"It was a long 45 yards to run!"

After producing a fairytale ending to his farewell game at the Liberty Stadium on Friday night, Shane Williams admitted that he thought his chance to sign off in style had gone.

The winger raced through from the 10m line with the clock showing 82 minutes after Aled Brew had been turned over in midfield to score under the posts before picking himself up to score his first ever conversion for the Ospreys, Dan Biggar handing him the kicking tee to bring the match to a fitting conclusion.

Speaking to the press after the game, Shane said:

“It was a carbon copy of the Australia game nearly. I found it difficult to get into that game, to get involved, and the Dragons made it difficult for us, particularly hard for us to get any width on the ball. They contested well and that made it a difficult game for me.

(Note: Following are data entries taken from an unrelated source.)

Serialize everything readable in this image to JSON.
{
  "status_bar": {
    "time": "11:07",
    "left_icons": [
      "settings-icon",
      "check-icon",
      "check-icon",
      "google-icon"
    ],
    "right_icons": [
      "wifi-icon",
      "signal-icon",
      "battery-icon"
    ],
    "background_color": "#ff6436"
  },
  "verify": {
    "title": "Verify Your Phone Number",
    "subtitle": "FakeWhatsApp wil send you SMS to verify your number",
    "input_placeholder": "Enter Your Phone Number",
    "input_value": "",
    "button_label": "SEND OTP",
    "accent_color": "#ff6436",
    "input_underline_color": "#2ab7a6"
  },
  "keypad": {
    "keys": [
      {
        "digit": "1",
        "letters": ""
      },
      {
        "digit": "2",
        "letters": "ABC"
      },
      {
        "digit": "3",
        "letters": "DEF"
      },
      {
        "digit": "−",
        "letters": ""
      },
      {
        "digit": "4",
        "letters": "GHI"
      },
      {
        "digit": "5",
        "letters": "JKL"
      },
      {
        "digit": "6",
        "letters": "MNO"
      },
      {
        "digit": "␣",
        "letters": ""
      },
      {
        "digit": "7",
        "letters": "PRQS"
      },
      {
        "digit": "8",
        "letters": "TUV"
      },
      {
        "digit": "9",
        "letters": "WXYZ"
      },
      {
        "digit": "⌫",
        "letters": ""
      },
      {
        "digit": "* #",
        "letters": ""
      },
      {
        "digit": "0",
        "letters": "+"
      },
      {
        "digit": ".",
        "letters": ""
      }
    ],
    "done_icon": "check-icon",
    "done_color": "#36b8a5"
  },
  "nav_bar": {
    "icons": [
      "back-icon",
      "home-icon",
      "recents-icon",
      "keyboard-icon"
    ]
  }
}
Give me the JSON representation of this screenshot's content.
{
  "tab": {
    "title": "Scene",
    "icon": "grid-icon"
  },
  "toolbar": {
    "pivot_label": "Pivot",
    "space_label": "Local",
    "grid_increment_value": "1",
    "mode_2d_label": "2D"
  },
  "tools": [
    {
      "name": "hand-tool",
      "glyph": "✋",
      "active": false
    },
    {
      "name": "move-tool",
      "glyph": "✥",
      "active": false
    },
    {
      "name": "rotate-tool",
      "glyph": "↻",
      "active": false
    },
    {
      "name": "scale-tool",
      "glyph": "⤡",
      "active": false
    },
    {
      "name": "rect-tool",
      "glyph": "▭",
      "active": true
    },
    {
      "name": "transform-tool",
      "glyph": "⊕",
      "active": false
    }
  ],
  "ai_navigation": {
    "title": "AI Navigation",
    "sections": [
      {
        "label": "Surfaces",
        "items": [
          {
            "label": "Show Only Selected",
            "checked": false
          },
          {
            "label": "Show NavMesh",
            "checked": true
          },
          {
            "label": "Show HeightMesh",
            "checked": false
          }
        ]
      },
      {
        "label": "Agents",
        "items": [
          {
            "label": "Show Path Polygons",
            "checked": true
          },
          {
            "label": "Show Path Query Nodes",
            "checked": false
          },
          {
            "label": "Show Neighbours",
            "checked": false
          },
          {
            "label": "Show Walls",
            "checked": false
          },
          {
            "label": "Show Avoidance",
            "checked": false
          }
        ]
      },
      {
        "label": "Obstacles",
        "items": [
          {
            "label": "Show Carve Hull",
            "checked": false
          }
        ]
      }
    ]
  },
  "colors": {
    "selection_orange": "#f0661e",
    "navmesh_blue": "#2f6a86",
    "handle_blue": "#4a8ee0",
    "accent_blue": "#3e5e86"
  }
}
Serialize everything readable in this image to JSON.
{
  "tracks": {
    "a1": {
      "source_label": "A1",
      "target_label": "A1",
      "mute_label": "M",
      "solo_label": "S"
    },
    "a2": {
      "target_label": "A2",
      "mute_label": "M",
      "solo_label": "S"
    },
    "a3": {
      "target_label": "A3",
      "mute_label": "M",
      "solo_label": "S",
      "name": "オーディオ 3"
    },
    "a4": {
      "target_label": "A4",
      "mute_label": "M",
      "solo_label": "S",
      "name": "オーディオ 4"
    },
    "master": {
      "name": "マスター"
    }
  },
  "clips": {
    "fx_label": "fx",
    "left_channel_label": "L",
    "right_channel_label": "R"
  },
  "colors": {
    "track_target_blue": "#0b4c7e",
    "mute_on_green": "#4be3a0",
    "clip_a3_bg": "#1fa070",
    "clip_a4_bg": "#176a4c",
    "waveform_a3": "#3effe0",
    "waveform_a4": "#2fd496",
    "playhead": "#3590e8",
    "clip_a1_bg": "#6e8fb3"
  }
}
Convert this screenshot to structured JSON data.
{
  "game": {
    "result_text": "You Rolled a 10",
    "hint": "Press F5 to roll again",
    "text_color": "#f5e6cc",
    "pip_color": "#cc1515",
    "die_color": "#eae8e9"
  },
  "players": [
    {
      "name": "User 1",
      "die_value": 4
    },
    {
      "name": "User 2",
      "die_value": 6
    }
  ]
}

“You get games like that. I came in at half-time and I thought that I hadn’t really touched the ball, I couldn’t really get into the game. I said to myself “this could be your last game, you’ve got to get involved” and that’s the way it goes. You can’t go chasing it too much but I got a bit more ball in the second half, found myself getting hungrier and hungrier as the game went on. I could see the Dragons were getting tired and I tried to get more involved where I could.

“A couple of passes just didn’t go quite to hand and I was questioning myself whether it was going to be my day and then that happened at the end. To be fair to us we kept them under pressure and there were a few tired legs out there in the end and it was a nice little ‘gentleman’s agreement’ with Toby to let me in under the posts!

“It’s one of those strange things really. It was a long 45 yards to run let me tell you, and I nearly put my back out diving. I’ll never forget it. I was more nervous before the kick than I’ve been all week to be honest with you. It would have taken the shine off the try if the kick had hit the corner flag! It was nervewracking. Biggs actually gave me the option of kicking the conversion against Australia. I pulled out of that one but I thought I’ve got to have a go at this one today!”

With a bumper crowd just shy of 14,500 turning out to pay tribute to an Ospreylian legend, Williams paid his own tribute to the fans, adding that he is relishing the off the field challenges facing him next year as an Ospreys ‘ambassador’.

“It would be fantastic if we could get crowds like that week in, week out” he said.

“The support I’ve had all week on the social networks, and family and friends, has been incredible. It was fantastic. We’d love to play to a crowd like that every week. They were fantastic tonight, it’s good to have all the youngsters, all the kids here supporting us. It makes our jobs easier.

“We’re working damned hard behind the scenes to make a success of this region, as hard off the field as we are on it. It’s a tough place at the moment, all regions are feeling it, but the effort’s there and we’ll continue with the effort. Next season I’ll be part of that as well, trying to put bums on seats, developing the region and making it move forward. I’m looking forward to it.”

As has been the case in recent weeks, the win was based on forward power rather than the flair of the backs, but Shane insisted that it is a recipe that can bring a fourth league title to the region:

“We seem to be hitting form at the right time. The forwards are playing extremely well which when you play the likes of Leinster and Munster you really need. I think if we cut down on our mistakes, keep discipline in a few key areas, then we’ve got a good chance.

“We’re still a little bit frustrating. I don’t know how many times we were camped on the opposition line and gave a penalty away in a position where you should never be giving penalties away. There’s little things to learn but the forwards are playing great rugby and are a match for anyone.”